In this Month - January

Happy New Year!

24th January 1986

Voyager 2 encounters Uranus. At its closest the spacecraft came to within 81,500 kilometres of Uranus's cloud tops. As at November 2018 NASA announced that the space probe had crossed the outer edge of the solar system and is now more than 18 billion kilometres from Earth.

31st January 1996 Comet Hyakutake, or to give it its proper designation C/1996 B2, is discovered by Yuji Hyakutake an amateur astronomer from southern Japan using a powerful set of binoculars. It was dubbed “The Great Comet of 1996”. Its passage near Earth was one of the closest cometary approaches for the past 200 years, coming to within 15 million kilometres of Earth.

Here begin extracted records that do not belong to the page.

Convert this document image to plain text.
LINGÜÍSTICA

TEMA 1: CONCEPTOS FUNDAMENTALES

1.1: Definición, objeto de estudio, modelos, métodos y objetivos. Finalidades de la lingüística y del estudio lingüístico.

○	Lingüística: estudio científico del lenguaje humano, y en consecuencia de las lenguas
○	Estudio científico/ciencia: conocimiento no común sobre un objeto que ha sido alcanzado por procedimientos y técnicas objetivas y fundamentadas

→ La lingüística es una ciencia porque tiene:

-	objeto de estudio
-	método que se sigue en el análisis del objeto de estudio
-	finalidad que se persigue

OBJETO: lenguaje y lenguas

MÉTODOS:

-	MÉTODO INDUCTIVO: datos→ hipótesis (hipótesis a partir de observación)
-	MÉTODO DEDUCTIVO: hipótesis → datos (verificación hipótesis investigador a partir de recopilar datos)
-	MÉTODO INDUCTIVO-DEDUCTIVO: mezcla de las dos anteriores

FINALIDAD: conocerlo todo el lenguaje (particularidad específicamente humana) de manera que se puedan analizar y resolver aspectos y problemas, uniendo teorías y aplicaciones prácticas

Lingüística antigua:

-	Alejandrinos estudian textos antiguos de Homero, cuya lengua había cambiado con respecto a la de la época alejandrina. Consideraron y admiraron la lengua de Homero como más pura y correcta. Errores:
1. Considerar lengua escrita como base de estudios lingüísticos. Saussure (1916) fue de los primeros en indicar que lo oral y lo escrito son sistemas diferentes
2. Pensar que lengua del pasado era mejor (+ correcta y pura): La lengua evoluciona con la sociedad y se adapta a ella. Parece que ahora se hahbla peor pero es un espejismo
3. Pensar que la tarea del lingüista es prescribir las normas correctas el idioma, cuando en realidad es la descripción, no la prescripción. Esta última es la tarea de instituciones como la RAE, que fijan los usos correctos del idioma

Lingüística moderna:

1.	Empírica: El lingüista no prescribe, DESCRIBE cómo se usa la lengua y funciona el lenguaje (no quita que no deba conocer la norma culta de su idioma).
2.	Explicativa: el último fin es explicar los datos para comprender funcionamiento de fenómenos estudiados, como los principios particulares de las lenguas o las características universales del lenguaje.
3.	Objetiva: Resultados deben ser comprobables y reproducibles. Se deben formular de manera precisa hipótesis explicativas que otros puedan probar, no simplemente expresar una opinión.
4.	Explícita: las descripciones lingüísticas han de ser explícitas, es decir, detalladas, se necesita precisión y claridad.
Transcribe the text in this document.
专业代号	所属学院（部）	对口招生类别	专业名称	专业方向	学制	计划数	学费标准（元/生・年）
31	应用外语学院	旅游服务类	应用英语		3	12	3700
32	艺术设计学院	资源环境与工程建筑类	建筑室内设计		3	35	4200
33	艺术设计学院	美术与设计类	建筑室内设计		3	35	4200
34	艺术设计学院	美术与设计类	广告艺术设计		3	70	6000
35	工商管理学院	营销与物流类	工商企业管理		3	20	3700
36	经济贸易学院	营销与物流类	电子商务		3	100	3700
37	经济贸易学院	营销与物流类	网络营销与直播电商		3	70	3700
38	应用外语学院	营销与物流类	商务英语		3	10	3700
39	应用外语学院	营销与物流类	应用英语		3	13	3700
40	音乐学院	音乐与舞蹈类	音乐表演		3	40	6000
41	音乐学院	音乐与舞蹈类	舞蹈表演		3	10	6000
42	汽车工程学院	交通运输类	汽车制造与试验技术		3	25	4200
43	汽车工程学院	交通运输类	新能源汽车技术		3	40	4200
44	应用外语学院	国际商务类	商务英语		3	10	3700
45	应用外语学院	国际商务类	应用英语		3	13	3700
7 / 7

New Horizons - artwork credit NASA

19th January 2006 New Horizons spacecraft (pictured - NASA) was launched with the primary mission to perform a flyby study of the Pluto system in 2015, and a secondary mission to fly by and study one or more Kuiper belt objects in the decade to follow. New Horizons was built to be tiny by space exploration standards, weighing about as much as a piano. On board are Alice an ultraviolet imaging spectrometer and Ralph an infrared imager and spectrometer telescope.

BORN

8th January 1868 Sir Frank Watson Dyson. English astronomer and the ninth Astronomer Royal. He was noted for his study of solar eclipses and was an authority on the spectrum of the Sun’s corona and chromosphere and for the role he played in proving Einstein's theory of general relativity.

10th January 1936

Robert Wilson. American astronomer. In 1964 along with Arno Penzias he discovered the cosmic microwave background radiation. For their discovery they were awarded the Nobel Prize for Physics in 1978.

Jill Tarter

16th January 1944 Jill Tarter. American astronomer best known for her work on the search for extra terrestrial intelligence (SETI). The movie Contact was loosely based on her work. In her PhD thesis she was the first to use the term "brown dwarf" while researching small-mass objects that range between heavy gas giant planets and the lightest stars. Tarter is still highly active in the search for exo-planets.